Case study: the evolution of auxiliaries from verbs of motion or posture
The Spanish auxiliary verb estar ‘be’ evolved from a content verb meaning ‘stand’. Langacker (1999b: 309) provides the following examples, which show that this verb behaves like the English copula in that it can take subject (or adverbial) complements, for example AP (24a) or PP (24b). The verb estar also functions like the English progressive auxiliary, in that it can also take a present participle (24c).

Recall from Chapter 16 that what distinguishes TEMPORAL RELATIONS (PROCESSES) from ATEMPORAL RELATIONS in Cognitive Grammar is sequential scanning. We also saw in Chapters 17 and 18 that, in the Cognitive Grammar analysis, the role of the verb be is to impose PROCESS status upon otherwise ATEMPORAL RELATIONS like adjectives, prepositions and participles. Langacker (1999b) argues that the path of change from a verb of posture to a be verb involves attenuation of objectivity resulting in loss of subject control and consequent subjectification. The path of evolution proposed by Langacker is schematically represented in (25) and the English examples in (26) provide an illustration of this claim.

In (26a), the situation designated by stand is salient and the event designated by the adverbial subordinate clause gazing into his eyes, headed by the participle gazing, is less salient hence its status as a modifier. In (26b), which contains an attenuated instance of stand that Langacker represents as stand’, the situation designated by stand is still salient, but its objectivity is attenuated because its TR is a static and inanimate entity. It is in this example that the notion of loss of subject control becomes clear: the extent to which the objective construal of the construction is attenuated is closely linked to the properties of the subject (or TR) in terms of animacy, potential for motion and so on. The further attenuation of stand results in a sense that is also devoid of orientation in SPACE, and it is at this point that Langacker suggests the verb of posture evolves into a be verb which has lost its original content meaning but retains its PROCESS (verbal) essence which designates sequential scanning. At this stage, the be verb and the participle merge in terms of expressing a single event or situation (26c).

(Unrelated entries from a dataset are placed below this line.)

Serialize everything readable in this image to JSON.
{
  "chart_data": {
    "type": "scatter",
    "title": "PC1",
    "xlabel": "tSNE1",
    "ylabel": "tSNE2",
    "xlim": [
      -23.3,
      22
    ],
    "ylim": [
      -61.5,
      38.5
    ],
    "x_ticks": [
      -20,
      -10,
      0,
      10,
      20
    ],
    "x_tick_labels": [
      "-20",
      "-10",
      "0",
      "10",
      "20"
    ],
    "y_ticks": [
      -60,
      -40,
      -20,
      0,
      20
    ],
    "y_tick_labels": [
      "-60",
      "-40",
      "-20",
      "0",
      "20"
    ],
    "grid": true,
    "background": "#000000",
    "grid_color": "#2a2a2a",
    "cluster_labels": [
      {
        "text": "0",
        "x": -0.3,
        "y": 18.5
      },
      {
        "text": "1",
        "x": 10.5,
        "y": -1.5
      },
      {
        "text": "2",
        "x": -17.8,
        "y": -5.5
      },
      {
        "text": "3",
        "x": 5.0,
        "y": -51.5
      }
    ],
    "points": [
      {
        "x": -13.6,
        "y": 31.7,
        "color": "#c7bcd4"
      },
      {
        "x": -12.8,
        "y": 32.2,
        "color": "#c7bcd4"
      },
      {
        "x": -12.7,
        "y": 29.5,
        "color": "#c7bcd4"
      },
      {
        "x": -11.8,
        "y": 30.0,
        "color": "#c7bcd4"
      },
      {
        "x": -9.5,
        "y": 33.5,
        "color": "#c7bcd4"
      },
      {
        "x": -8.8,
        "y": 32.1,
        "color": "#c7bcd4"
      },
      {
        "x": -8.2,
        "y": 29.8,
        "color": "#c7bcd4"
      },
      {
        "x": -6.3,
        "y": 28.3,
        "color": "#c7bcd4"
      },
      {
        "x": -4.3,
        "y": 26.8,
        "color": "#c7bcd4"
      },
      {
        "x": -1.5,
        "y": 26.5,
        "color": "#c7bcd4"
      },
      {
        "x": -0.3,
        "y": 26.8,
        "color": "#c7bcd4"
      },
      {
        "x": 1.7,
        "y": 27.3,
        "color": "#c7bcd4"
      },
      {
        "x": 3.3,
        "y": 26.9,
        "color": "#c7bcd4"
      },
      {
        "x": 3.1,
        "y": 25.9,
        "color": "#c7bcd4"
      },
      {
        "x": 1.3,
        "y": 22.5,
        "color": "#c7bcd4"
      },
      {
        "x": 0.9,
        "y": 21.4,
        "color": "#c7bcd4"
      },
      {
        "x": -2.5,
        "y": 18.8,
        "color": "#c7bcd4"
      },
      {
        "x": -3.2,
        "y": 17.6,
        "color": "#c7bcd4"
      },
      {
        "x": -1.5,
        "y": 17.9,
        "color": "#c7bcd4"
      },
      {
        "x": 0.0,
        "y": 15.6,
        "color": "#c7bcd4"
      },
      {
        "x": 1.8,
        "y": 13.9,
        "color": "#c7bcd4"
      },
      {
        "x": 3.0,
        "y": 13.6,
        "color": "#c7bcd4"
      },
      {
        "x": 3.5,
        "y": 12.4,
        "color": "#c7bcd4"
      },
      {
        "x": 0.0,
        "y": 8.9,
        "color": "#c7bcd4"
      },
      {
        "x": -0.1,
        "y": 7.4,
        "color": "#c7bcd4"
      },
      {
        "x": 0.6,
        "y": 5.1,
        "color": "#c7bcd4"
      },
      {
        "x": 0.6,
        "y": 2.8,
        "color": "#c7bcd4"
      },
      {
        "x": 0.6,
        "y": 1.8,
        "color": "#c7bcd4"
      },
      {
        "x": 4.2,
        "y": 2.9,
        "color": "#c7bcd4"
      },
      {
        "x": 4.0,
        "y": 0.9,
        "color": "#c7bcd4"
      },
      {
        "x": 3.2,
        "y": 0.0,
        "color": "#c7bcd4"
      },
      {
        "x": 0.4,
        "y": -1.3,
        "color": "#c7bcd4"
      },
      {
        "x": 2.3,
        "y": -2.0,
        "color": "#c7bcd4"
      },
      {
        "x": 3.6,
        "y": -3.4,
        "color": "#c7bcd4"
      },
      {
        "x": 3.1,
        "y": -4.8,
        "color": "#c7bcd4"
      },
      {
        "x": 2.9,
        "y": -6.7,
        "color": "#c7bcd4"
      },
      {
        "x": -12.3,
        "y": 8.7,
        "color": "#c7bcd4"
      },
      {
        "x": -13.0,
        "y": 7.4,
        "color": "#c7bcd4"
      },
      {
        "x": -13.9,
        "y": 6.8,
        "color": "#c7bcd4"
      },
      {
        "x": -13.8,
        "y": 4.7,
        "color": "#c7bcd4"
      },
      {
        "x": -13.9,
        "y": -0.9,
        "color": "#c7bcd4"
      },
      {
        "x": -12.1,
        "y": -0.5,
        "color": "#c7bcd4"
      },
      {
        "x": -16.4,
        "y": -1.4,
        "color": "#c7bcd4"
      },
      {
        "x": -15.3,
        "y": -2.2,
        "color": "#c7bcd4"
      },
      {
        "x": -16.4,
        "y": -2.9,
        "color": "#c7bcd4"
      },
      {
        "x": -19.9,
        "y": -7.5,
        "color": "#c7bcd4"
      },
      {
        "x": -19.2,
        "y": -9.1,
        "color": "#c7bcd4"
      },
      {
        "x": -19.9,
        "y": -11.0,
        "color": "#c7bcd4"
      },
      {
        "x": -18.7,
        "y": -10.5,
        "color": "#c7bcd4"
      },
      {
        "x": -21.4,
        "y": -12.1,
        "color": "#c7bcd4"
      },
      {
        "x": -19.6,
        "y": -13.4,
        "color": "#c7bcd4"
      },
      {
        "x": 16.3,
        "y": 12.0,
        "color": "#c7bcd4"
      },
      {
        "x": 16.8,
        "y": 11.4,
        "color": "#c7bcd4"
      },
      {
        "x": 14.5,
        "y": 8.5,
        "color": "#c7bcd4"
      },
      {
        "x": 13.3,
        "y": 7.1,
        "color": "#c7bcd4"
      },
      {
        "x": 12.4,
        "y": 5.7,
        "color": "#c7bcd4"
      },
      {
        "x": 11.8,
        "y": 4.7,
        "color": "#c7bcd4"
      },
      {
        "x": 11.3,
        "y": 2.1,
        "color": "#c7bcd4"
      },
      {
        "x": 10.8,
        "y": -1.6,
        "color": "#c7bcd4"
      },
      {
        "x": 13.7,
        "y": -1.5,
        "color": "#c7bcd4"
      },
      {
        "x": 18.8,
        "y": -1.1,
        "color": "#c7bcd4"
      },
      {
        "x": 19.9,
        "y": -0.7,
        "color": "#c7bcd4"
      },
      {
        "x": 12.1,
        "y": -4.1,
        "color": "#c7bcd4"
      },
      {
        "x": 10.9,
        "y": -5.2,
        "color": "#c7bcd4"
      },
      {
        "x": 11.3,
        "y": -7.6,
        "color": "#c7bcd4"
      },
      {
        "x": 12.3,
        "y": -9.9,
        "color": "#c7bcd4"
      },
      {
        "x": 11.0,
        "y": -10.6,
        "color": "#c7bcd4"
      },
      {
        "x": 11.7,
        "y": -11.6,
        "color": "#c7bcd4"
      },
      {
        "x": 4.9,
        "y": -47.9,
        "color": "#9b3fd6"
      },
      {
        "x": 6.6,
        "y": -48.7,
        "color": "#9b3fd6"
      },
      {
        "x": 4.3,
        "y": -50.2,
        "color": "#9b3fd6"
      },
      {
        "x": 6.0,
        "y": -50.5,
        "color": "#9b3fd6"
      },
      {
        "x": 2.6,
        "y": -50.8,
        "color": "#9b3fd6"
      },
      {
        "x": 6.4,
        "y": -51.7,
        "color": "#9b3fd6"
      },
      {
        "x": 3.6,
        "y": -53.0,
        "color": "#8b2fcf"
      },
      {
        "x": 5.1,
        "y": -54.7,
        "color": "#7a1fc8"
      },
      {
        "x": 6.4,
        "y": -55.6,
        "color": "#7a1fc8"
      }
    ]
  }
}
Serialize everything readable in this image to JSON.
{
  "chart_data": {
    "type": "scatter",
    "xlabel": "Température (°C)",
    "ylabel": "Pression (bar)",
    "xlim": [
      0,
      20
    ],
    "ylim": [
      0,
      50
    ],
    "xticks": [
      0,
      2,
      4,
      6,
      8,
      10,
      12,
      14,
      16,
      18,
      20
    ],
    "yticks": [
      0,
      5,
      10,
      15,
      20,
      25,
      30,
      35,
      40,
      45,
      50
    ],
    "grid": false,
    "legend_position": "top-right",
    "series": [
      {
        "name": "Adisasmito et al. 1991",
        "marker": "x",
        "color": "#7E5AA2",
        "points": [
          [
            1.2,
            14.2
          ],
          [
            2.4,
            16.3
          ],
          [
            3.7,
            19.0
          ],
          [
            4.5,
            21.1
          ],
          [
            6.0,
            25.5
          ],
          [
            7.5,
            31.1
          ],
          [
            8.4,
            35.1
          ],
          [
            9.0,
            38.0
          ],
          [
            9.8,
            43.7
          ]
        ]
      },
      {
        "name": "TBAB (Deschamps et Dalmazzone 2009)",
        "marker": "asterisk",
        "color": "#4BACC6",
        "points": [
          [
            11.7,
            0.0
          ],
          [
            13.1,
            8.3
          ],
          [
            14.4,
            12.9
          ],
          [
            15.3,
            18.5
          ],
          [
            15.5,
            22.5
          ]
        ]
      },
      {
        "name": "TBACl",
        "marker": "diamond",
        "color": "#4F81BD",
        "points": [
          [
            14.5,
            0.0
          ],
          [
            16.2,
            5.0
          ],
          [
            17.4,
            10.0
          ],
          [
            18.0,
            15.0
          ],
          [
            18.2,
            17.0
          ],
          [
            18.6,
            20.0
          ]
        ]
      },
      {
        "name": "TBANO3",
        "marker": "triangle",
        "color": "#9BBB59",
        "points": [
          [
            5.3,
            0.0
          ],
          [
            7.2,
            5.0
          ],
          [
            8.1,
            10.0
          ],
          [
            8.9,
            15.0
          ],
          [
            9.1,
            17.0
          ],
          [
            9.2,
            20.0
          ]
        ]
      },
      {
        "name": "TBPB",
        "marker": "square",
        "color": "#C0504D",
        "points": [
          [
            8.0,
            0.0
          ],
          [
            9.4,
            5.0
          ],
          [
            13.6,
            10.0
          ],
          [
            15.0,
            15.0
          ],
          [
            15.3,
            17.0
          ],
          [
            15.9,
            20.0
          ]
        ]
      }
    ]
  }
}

In summary, although we have only been able to provide a brief sketch of how Langacker’s notion of subjectification (or attenuation of objectivity) may give rise to grammaticalisation, a number of points of contrast emerge in relation to the other approaches to grammaticalisation we have discussed in this chapter. To begin with, while both the metaphorical extension approach and Invited Inferencing Theory place the burden of explanation on metaphor and pragmatic inferencing respectively, Langacker’s explanation has little to say about either of these factors, but focuses the account entirely on how the conceptual system might give rise to grammaticalisation as a consequence of perspective and construal. Secondly, Langacker’s account – most obviously his account of the evolution of be– can be described as a version of the semantic bleaching account that is largely rejected by other cognitively oriented grammaticalisation researchers. Indeed, Langacker ([1991] 2002: 324) explicitly equates semantic attenuation and semantic bleaching.